Checked the KB and there is no info about negative values.
No, I am not currently analyzing anything with this property but you never know. Goretex makes a gasket/seal material that exhibits this behavior, it's really cool to play with.
I was just making up some materials for our shared network material catalog and wanted to put in some 'unobtanium', 'creativium' and some 'imaginarium' materials since the discussion about 'fixing' mass properties to account for things that can't be easily modeled or meshed in FEA.
the kb articles i found don't specifically say no negative but i think it is relatively clear that they should be between 0 and 0.5
Jared,
Real world materials can and do vary from -1 to +0.5. There is no good reason why it should not work in FEA software.
I wonder if this limitation is rooted in the kernel of the FEA engine, not just a SW limitation. Perhaps the elements definitions or solver are such that they are not able to have negative Poisson's ration.
Are there other FEA programs that allow negative Poisson's ratio? If so, what did they need to do to make it happen?
Roland,
It's in the material Spec of the modeler really, nothing to do with the FEA except that the 'nu' value is used. The FEA calculation software shouldn't care. I just asked this in here b/c Poisson't ratio really isn't used anywhere else (to my knowledge).
I suppose you're right. You seem to know more about the source code than I do.
"It's in the material Spec of the modeler really, nothing to do with the FEA except that the 'nu' value is used."
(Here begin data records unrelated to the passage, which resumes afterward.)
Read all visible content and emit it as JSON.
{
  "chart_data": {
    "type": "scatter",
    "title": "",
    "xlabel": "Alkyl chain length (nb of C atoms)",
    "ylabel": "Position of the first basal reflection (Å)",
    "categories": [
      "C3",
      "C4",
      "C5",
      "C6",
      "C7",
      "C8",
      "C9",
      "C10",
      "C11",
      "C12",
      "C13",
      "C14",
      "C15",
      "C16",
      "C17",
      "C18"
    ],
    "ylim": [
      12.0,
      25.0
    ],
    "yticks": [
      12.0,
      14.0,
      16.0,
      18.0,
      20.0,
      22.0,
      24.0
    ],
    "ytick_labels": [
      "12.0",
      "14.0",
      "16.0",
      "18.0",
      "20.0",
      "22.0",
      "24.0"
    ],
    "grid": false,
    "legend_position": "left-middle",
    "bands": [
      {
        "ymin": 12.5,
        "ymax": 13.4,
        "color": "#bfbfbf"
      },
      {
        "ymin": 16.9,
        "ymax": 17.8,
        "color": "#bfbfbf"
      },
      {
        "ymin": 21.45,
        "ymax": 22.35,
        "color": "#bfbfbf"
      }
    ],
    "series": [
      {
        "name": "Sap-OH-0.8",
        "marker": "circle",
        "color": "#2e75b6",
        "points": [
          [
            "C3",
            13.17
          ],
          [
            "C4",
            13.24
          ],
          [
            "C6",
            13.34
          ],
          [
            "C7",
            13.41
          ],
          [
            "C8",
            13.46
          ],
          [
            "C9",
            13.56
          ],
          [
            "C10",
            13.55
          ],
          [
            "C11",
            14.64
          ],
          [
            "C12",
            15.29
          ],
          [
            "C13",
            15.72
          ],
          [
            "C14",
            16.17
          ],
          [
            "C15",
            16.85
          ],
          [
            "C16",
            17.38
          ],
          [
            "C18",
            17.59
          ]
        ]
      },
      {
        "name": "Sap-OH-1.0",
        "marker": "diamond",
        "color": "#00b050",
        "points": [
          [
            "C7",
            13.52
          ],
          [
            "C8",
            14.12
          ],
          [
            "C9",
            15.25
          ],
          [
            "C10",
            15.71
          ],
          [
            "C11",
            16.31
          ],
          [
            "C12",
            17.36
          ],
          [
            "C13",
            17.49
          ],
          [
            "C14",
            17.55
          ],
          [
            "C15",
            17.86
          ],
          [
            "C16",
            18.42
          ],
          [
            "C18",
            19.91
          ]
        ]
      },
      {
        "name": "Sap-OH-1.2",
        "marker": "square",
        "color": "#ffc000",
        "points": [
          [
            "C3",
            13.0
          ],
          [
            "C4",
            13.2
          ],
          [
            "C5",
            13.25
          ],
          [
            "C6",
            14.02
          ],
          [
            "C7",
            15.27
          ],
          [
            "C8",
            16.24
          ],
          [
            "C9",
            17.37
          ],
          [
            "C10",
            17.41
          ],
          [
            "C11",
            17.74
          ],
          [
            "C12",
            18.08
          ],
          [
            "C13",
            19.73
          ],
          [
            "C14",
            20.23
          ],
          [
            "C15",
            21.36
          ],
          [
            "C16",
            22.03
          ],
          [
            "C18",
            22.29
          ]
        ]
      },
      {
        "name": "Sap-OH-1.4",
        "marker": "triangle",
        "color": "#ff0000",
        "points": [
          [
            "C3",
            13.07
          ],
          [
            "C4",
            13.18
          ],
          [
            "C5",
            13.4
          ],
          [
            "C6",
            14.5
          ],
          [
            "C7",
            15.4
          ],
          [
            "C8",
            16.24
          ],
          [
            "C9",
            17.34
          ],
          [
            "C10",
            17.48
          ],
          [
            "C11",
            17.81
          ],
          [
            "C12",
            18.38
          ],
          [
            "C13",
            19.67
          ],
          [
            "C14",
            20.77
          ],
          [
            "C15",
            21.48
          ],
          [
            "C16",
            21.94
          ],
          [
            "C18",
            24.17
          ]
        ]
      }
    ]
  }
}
I suspect the is more along the lines of this. I've noticed that SW usually doesn't allow one to enter negative values. For example, if you want to change the direction of a force, enforced displacement, dimension, etc., you usually have to check a box that says "Reverse Direction"; trying to enter a negative values gives an error.
"The FEA calculation software shouldn't care."
It depends; certain Poisson's Ratio values can cause numerical issues. I previously gave an example of using a Poisson's Ratio of -0.999 to causes a Timoshenko beam element to behave like an Euler-Bernoulli beam element and that -1 would cause numerical issues (specifically, G = E/[2(1+nu)], so nu = -1 will cause division by zero). In linear elastic analysis, the Poisson's Ratio cannot be 0.5 (0.4999 is used instead), but in elastoplastic material models, a Poisson's Ratio of 0.5 for plastic strains to capture the incompressible nature of the material. However, in hyperelastic material models, the Poisson's Ratio is never set to 0.5, but rather 0.4995 so as to prevent dilitational locking, where the element becomes too stiff from a numerical standpoint.
All that being said, there is no theoretical reason preventing a negative Poisson's Ratio from being used. Here's two examples; one with beam elements and one with 3D elements, where one has a Poisson's Ratio of 0.3 and the other has -0.999):
-Beam Element with nu = 0.3 vs.nu = -0.999 vs. Euler Beam Calculation
-Cube with Enforced Displacement with nu =0.3 vs. -0.999
Materials exhibiting negative Poisson’s ratio (NPR) get fatter when they are stretched or become smaller when compressed, in contrast to conventional materials (like rubber, glass, metals, etc.). I'm pretty sure that SolidWorks Simulation CANNOT handle auxetics due to this behavior.